Antonella Virgilio, Veronica Esposito, Rosanna Filosa, Luciano Mayol and Aldo Galeone   Pages 509 - 523 ( 15 )


The natural sequences of nucleic acids generally consist of nucleotides linked together by canonical 3'-5' phosphodiester bonds. An inversion of polarity site (IPS) can be defined as the point of the sequence in which a 3'-3' or a 5'-5' phosphodiester bond occurs. By extending this definition, an IPS can be described as that part of the sequence in which two 3'- or two 5'-hydroxyl groups are connected by a linker, variable in size or in chemical nature. In G-quadruplex structures an IPS can be introduced in three different positions: inside a non G-tract, inside a G-tract and just between a non Gtract and a G-tract.

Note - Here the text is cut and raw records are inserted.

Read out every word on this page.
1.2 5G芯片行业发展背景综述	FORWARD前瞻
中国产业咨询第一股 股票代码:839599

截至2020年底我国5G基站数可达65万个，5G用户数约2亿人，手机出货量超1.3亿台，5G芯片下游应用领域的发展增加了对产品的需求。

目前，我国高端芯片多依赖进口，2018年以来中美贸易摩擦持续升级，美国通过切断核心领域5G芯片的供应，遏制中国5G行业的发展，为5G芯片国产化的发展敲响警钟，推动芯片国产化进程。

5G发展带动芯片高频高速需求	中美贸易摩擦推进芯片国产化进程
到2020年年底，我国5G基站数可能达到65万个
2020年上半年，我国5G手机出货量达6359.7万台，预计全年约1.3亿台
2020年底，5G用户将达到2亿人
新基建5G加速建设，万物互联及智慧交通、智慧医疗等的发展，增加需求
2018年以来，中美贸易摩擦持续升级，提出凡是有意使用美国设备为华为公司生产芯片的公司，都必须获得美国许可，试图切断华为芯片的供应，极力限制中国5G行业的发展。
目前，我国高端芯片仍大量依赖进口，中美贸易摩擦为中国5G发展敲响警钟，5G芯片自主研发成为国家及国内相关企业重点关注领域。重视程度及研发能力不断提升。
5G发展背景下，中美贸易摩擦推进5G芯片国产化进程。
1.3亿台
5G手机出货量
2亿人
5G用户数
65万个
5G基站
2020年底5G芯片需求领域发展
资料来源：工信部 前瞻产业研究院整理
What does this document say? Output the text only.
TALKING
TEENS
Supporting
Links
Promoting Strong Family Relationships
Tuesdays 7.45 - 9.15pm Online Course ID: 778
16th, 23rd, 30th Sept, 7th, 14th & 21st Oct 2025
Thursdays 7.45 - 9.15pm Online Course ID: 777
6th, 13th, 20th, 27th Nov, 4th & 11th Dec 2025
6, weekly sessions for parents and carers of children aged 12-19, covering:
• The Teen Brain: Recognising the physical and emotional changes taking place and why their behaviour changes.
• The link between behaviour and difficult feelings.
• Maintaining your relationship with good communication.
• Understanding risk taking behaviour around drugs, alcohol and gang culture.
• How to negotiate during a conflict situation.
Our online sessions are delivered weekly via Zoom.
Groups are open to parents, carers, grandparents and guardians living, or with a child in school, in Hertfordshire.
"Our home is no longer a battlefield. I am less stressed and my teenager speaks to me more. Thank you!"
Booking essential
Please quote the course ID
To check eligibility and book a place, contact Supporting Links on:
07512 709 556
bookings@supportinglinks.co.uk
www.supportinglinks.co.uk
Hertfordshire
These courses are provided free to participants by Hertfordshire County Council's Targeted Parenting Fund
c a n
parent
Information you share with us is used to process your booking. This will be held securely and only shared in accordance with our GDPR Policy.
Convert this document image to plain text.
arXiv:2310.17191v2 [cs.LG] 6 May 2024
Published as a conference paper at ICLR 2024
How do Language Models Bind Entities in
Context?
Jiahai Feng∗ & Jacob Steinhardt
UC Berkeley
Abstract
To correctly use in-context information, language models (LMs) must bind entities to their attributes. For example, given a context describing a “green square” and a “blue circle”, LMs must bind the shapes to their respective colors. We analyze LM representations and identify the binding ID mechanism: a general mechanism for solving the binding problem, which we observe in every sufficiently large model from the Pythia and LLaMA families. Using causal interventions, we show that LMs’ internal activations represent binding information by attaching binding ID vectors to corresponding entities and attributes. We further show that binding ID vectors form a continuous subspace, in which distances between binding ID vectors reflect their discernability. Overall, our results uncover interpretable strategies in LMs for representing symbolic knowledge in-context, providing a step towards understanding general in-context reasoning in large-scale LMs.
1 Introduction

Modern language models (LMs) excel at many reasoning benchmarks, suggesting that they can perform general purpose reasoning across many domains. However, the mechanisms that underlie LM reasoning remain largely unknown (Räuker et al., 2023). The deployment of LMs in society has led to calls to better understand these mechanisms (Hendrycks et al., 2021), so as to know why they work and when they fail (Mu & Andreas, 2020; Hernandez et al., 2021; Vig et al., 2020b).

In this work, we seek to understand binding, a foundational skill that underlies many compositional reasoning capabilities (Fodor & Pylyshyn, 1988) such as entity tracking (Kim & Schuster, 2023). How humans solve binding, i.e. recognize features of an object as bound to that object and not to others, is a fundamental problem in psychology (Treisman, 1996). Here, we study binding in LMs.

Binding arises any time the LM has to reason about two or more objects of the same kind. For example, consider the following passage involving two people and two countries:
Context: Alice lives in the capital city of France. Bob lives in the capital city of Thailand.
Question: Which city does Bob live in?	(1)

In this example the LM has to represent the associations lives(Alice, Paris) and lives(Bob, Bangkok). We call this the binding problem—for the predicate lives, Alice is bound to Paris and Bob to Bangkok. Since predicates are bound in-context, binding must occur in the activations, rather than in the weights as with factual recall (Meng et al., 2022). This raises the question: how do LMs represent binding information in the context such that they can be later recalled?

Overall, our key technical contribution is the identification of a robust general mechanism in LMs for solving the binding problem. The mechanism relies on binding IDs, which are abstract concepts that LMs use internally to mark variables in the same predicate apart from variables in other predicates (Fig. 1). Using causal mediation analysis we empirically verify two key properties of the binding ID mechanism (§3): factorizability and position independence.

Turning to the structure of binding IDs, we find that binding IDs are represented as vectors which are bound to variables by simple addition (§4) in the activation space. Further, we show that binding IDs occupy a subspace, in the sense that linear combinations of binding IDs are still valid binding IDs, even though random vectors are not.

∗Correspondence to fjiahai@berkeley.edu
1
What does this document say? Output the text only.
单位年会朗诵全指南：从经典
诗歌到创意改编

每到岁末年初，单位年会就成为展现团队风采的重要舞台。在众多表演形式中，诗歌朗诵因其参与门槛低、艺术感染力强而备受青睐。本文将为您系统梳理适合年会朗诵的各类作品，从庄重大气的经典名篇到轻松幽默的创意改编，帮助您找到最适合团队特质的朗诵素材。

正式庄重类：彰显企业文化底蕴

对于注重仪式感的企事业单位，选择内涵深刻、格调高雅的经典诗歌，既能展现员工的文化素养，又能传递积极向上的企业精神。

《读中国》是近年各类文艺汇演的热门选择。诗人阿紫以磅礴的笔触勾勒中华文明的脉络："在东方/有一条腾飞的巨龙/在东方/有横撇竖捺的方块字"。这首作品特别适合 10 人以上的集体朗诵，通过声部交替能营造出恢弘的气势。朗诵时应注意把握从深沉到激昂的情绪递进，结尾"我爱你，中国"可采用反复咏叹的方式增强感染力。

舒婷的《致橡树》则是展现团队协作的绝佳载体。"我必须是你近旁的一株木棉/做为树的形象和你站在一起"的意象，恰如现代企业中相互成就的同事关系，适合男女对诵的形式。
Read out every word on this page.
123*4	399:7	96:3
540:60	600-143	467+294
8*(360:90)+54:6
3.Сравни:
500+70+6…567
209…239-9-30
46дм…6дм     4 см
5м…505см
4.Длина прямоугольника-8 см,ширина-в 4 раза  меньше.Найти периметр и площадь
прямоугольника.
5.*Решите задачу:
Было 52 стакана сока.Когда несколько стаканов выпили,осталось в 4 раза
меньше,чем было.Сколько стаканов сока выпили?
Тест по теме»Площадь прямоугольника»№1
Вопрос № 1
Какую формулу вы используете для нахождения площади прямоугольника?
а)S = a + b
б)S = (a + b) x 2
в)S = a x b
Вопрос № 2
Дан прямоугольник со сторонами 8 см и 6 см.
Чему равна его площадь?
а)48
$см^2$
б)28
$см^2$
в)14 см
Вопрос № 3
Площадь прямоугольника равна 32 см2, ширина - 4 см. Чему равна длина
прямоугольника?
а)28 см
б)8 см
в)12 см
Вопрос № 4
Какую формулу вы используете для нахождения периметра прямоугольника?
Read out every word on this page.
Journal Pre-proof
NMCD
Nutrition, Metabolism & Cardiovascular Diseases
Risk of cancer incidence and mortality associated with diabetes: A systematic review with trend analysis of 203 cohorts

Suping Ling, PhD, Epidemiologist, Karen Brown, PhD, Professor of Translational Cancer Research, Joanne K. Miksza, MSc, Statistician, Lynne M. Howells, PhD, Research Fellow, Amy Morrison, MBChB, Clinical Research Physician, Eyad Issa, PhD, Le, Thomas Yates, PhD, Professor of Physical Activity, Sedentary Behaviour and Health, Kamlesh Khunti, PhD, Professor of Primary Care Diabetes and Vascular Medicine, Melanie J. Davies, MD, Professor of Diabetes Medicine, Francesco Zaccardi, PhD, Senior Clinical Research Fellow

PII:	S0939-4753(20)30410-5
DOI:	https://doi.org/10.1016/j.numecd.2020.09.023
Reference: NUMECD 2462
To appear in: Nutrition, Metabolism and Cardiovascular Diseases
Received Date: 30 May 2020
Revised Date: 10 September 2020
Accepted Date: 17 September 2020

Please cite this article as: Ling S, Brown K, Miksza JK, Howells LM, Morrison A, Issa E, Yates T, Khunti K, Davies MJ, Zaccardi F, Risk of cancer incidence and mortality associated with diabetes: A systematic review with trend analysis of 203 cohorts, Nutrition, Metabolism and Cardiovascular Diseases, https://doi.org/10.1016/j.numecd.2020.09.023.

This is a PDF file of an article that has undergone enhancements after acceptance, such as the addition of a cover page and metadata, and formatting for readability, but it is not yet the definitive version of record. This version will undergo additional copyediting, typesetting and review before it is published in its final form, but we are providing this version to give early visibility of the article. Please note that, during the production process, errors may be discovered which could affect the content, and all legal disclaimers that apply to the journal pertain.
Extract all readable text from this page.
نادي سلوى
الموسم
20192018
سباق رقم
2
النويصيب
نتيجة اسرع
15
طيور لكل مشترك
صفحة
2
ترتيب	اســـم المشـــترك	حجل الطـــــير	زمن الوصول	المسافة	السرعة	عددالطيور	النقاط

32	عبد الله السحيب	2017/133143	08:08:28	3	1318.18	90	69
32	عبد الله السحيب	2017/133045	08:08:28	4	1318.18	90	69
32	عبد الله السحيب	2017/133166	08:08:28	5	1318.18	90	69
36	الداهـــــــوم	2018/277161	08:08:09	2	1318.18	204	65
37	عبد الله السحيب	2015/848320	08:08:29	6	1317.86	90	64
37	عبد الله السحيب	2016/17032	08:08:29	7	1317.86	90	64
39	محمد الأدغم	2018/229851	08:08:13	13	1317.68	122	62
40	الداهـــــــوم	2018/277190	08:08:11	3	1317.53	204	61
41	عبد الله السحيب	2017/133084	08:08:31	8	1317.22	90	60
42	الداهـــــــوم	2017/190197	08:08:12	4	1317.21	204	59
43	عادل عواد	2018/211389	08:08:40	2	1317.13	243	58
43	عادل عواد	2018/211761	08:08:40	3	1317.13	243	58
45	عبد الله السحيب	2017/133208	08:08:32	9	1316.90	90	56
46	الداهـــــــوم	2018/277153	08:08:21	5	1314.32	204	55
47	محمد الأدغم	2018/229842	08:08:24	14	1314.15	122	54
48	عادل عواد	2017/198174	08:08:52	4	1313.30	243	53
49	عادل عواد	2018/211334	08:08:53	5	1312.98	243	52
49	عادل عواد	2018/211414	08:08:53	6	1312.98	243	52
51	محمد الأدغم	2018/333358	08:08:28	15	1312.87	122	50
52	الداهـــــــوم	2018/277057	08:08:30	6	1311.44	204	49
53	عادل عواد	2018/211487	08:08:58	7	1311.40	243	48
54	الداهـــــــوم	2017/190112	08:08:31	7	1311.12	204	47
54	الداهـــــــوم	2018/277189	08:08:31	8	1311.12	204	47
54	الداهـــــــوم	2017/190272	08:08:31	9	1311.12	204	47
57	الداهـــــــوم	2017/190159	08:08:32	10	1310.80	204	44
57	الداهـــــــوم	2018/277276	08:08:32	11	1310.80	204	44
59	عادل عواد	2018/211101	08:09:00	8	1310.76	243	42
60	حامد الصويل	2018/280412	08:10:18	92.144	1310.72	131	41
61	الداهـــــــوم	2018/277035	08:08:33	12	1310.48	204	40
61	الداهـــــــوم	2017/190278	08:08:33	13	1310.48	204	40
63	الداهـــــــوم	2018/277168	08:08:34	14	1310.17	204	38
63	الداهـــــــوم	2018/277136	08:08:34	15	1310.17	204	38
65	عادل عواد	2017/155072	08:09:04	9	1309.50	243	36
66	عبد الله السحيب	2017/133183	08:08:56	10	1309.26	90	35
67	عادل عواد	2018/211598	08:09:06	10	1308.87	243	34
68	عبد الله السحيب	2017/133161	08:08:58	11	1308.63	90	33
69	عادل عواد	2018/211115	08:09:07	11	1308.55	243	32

Investigations have been reported concerning all the three types of modification. This review describes the effects of the presence of one or more IPSs in G-quadruplex structures, particularly regarding their topological and structural characteristics, glycosidic bond preference, and thermal stability, with special attention to biologically active Gquadruplex forming aptamers. The perspectives and potential developments of this research area are also discussed.


Aptamers, G-quadruplex, inversion of polarity site.


Dipartimento di Farmacia, Università degli Studi di Napoli Federico II, Via D. Montesano 49, 80131 Napoli, Italy.